Se você já empunhou uma raquete de tênis, saiba que tem uma grande vantagem inicial. Mas atenção: o pickleball tem suas peculiaridades, e ignorá-las pode atrasar (e até frustrar) a sua evolução no jogo. Veja a seguir as melhores formas de fazer essa adaptação com inteligência e eficiência.
1. Comece com a mente aberta
O primeiro passo é entender que pickleball não é tênis em miniatura. Apesar de algumas semelhanças, as estratégias, movimentos e ritmo do jogo são diferentes. Muitos tenistas experientes entram em quadra achando que dominarão o pickleball apenas com sua bagagem prévia – e isso pode gerar frustração.
Dica de ouro: encare o pickleball como uma nova modalidade. Isso não significa esquecer tudo o que você sabe, mas sim estar disposto a aprender.
2. Ajuste sua técnica de golpes
A maior mudança é na forma de bater na bola. O pickleball exige mais controle e menos força. A raquete é menor, mais rígida e não tem cordas, o que reduz o efeito e a velocidade dos golpes.

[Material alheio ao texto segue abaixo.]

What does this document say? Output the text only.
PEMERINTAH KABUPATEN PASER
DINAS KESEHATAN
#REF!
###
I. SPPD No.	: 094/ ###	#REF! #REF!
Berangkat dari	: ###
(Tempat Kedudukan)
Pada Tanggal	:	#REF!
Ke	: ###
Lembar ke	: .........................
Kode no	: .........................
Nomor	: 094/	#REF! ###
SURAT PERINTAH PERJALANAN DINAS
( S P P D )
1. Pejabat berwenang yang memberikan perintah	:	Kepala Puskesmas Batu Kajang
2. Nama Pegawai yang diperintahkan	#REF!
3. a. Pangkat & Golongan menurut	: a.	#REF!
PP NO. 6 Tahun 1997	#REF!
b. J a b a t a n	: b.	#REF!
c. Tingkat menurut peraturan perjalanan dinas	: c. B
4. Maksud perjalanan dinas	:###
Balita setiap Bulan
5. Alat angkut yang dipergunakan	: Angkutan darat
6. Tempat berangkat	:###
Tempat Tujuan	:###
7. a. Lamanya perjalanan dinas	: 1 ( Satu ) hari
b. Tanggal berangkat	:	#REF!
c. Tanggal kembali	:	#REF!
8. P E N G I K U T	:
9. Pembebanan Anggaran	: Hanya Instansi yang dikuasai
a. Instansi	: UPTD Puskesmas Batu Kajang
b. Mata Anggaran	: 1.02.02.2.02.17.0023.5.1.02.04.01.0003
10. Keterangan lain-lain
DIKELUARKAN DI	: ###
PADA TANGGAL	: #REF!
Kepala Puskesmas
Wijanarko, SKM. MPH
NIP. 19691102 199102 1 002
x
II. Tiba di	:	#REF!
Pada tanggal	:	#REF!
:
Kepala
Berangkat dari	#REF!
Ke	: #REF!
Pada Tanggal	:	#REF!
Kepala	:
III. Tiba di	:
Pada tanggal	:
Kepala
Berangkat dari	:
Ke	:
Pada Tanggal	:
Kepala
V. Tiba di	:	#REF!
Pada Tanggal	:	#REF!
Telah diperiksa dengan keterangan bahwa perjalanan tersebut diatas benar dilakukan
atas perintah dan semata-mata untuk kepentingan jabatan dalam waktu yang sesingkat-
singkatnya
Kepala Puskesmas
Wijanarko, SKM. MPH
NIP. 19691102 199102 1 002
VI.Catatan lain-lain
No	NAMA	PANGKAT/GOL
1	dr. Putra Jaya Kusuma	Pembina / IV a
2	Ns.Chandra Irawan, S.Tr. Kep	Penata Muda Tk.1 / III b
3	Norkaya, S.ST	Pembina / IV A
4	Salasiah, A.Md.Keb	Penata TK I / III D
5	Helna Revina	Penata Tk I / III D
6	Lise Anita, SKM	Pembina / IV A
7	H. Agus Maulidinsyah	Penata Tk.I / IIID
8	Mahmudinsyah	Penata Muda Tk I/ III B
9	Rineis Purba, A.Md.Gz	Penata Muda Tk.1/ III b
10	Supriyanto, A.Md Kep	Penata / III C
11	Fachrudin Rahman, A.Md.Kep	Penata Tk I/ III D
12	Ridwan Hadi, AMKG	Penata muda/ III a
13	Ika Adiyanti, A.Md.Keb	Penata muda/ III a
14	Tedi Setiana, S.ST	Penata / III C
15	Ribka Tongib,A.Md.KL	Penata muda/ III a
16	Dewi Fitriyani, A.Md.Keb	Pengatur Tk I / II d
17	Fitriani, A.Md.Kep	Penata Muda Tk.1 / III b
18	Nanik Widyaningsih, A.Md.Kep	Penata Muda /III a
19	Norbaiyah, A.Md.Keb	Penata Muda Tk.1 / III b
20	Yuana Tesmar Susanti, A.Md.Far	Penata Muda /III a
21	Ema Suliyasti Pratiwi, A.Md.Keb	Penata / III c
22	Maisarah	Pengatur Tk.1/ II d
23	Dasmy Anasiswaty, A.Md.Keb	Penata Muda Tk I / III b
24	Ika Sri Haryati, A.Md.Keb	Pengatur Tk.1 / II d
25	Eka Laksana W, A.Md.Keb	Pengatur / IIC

- O forehand e o backhand precisam ser mais compactos.
- A maneira de fazer voleios é muito mais suave – muitas vezes com um movimento de "bloqueio", e não de "batida".
- O smash é importante, mas raramente é decisivo como no tênis, já que a quadra é pequena e os oponentes estão próximos
3. Domine a zona de não-voleio ("cozinha")
Essa talvez seja a maior diferença tática. A "cozinha" (zona próxima à rede onde o voleio é proibido) exige posicionamento cuidadoso e toques sutis na bola – especialmente o chamado dink, uma bola curta jogada com precisão milimétrica.
Para o tenista, essa é uma mudança de paradigma: no tênis, o objetivo é tirar o adversário da quadra com potência. No pickleball, muitas vezes o objetivo é entrar num rally lento de dinks e esperar o erro ou a bola alta do oponente.
4. Jogue duplas (muitas duplas!)
O jogo de duplas é predominante no pickleball. A coordenação com o parceiro, a comunicação e o posicionamento em equipe são fundamentais.
Tenistas acostumados a jogar simples podem estranhar no começo, mas com prática, entenderão que o jogo de duplas no pickleball é estrategicamente riquíssimo.
5. Trabalhe seu jogo de pés
O deslocamento no pickleball é mais curto, mas mais constante. O segredo está na movimentação lateral e no controle do centro de gravidade, para reagir rapidamente aos dinks, lobs e bolas rápidas.
Diferente do tênis, onde se cobre uma área grande, no pickleball os passos são curtos e contínuos, especialmente quando se joga na linha da cozinha.
6. Jogue com jogadores mais experientes
Nada substitui a experiência de estar em quadra. Jogue com pessoas que já têm domínio do jogo. Observe, pergunte, experimente. Os jogadores mais experientes podem acelerar seu aprendizado, corrigir vícios do tênis e mostrar os segredos da modalidade.
Minha opinião:
Não é sobre "desaprender", é sobre "reaprender"
O tênis te dá uma ótima base física e de leitura de jogo. Mas o pickleball vai exigir que você reaprenda a jogar com leveza, paciência e precisão.
A boa notícia é: os tenistas geralmente evoluem rápido, desde que estejam abertos para as mudanças. E mais do que isso – muitos acabam se apaixonando pelo pickleball por seu ritmo dinâmico, social e divertido.
Então, se você é tenista e está de olho nessa nova onda, pegue uma raquete, vá para a quadra e mergulhe de cabeça. O pickleball pode ser o próximo grande amor da sua vida esportiva (o meu foi!!!!).